Nope. Just plain vanilla nvhpc tgz file from nvidia. loading bundled module nvhpc/23.3

ompi_info:
[jcwright@eofe4 platform]$ ompi_info |grep cuda
Configure command line: ‘–prefix=/proj/nv/libraries/Linux_x86_64/23.3/openmpi/224180-rel-1’ ‘–enable-shared’ ‘–enable-static’ ‘–without-tm’ ‘–enable-mpi-cxx’ ‘–disable-wrapper-runpath’ ‘–without-ucx’ ‘–without-libnl’ ‘–with-wrapper-ldflags=-Wl,-rpath -Wl,$ORIGIN:$ORIGIN/…/…/lib:$ORIGIN/…/…/…/lib:$ORIGIN/…/…/…/compilers/lib:$ORIGIN/…/…/…/…/compilers/lib:$ORIGIN/…/…/…/…/…/compilers/lib’ ‘–enable-mpirun-prefix-by-default’ ‘–with-libevent=internal’ ‘–with-slurm’ ‘–without-libnl’ ‘–with-cuda=/proj/cuda/10.0/Linux_x86_64’
MPI extensions: affinity, cuda
MCA btl: smcuda (MCA v2.1.0, API v3.0.0, Component v3.1.5)
MCA coll: cuda (MCA v2.1.0, API v2.0.0, Component v3.1.5)

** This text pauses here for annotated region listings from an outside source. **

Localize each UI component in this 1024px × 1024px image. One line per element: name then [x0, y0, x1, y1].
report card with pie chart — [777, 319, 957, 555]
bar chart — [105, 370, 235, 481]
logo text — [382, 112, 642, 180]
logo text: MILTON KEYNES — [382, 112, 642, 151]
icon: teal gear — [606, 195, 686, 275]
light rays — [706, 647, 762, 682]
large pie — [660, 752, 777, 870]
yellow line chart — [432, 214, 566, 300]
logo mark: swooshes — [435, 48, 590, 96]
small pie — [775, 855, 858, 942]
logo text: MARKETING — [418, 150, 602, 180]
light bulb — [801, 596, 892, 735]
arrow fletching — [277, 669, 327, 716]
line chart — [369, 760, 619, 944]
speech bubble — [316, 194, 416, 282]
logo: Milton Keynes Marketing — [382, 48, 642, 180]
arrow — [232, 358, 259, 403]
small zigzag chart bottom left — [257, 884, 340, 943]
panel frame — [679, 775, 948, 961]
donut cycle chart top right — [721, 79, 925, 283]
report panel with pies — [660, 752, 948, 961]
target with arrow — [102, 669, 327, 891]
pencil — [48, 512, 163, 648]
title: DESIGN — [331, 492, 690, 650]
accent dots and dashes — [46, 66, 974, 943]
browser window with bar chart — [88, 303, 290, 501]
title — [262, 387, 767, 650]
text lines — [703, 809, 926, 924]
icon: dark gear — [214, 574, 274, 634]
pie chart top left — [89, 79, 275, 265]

The only odd thing is this is supposed to be for cuda 12 but the bundled openmpi is linked to cuda10. Don’t know if that causes a problem or not.

Open ACC flags for mpifort (using nvfortran) are:
-acc -Minfo=accel -ta=nvidia -Mcudalib=cufft

-john

The only odd thing is this is supposed to be for cuda 12 but the bundled openmpi is linked to cuda10. Don’t know if that causes a problem or not.

This could be it. Our team is looking for ways the HPCX to be bundled for CUDA 12 as well as earlier versions, but for now it’s linked against CUDA 11. This can cause problems as CUDA Aware MPI may be disabled when running on CUDA 12 systems.

I’ve seen similar issues with my codes. While I don’t see seg faults, I set the environment variable “UCX_TLS=self,shm,cuda_copy” and my tests fail because the “cuda_copy” transport is unavailable.

The work around I was given was to set the LD_LIBRARY_PATH to point to the CUDA 11.8 lib64 directory. i.e. “/Linux_x86_64/23.3/cuda/11.8/lib64/”. Hopefully it will work for you as well.

Alternatively, you might try using the OpenMPI 4.0.5 install instead of HPCX.

That seemed to work. Case ran w/o errors. Now to do some timings.